Il n'y aura pas assez d'argent pour couvrir tous les besoins en matière de transports et d'urbanisation dans les agglomérations.

Nombre de communes et cantons se sont mis à rêver d'une manne fédérale pour développer leurs infrastructures liées à la mobilité. Certains projets parmi la trentaine déposée à Berne vont pourtant déchanter. A ce jour, les investissements sollicités représentent plus du double des moyens à disposition, a annoncé hier l'Office fédéral du développement territorial.

Les projets déposés portent sur 37 des 55 agglomérations définies comme telles en Suisse et concernent 90% de la population vivant en milieu urbain. Dans leur ensemble, ils représentent un volume d'investissements d'environ 17 milliards de francs. La Confédération soutient les projets à hauteur de 30% à 50% mais ne dispose que de 3,5 milliards de francs pour le cofinancement.

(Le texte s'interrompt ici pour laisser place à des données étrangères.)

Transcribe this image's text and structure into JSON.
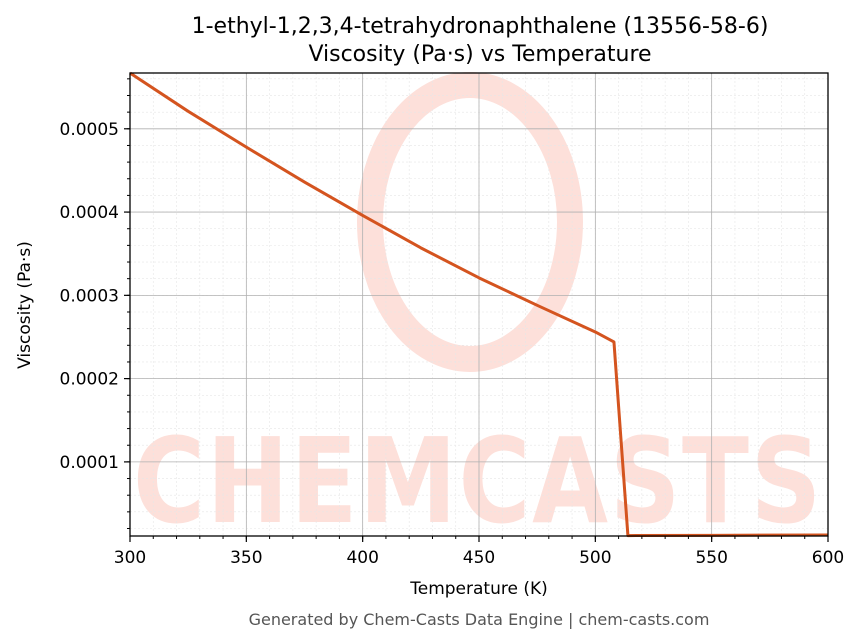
{
  "chart_data": {
    "type": "line",
    "title_line1": "1-ethyl-1,2,3,4-tetrahydronaphthalene (13556-58-6)",
    "title_line2": "Viscosity (Pa·s) vs Temperature",
    "xlabel": "Temperature (K)",
    "ylabel": "Viscosity (Pa·s)",
    "xlim": [
      300,
      600
    ],
    "ylim": [
      1.1e-05,
      0.000567
    ],
    "x_ticks": [
      300,
      350,
      400,
      450,
      500,
      550,
      600
    ],
    "x_tick_labels": [
      "300",
      "350",
      "400",
      "450",
      "500",
      "550",
      "600"
    ],
    "y_ticks": [
      0.0001,
      0.0002,
      0.0003,
      0.0004,
      0.0005
    ],
    "y_tick_labels": [
      "0.0001",
      "0.0002",
      "0.0003",
      "0.0004",
      "0.0005"
    ],
    "grid": true,
    "series": [
      {
        "color": "#d4541f",
        "x": [
          300,
          325,
          350,
          375,
          400,
          425,
          450,
          475,
          500,
          508,
          514,
          550,
          600
        ],
        "y": [
          0.000567,
          0.000521,
          0.000478,
          0.000436,
          0.000396,
          0.000357,
          0.000321,
          0.000288,
          0.000256,
          0.000244,
          1.15e-05,
          1.18e-05,
          1.22e-05
        ]
      }
    ]
  },
  "watermark": {
    "text": "CHEMCASTS",
    "color": "#fde0da"
  },
  "footer": "Generated by Chem-Casts Data Engine | chem-casts.com"
}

Comme 8,5 milliards de francs sont sollicités auprès des instances fédérales, le total des investissements souhaités est plus de deux fois supérieur aux moyens disponibles.

La Confédération devra donc tailler dans le vif. Elle ne soutiendra que des projets et des mesures de «très haute qualité et présentant un rapport coûts-bénéfices optimal». Le Conseil fédéral présentera un message au parlement avant la fin 2009. Parmi les prétendants, il y a notamment les projets de l'agglomération franco-valdo-genevoise, de Lausanne-Morges, de Fribourg, d'Yverdon-les-Bains, de Delémont, de Bulle et du Réseau urbain neuchâtelois.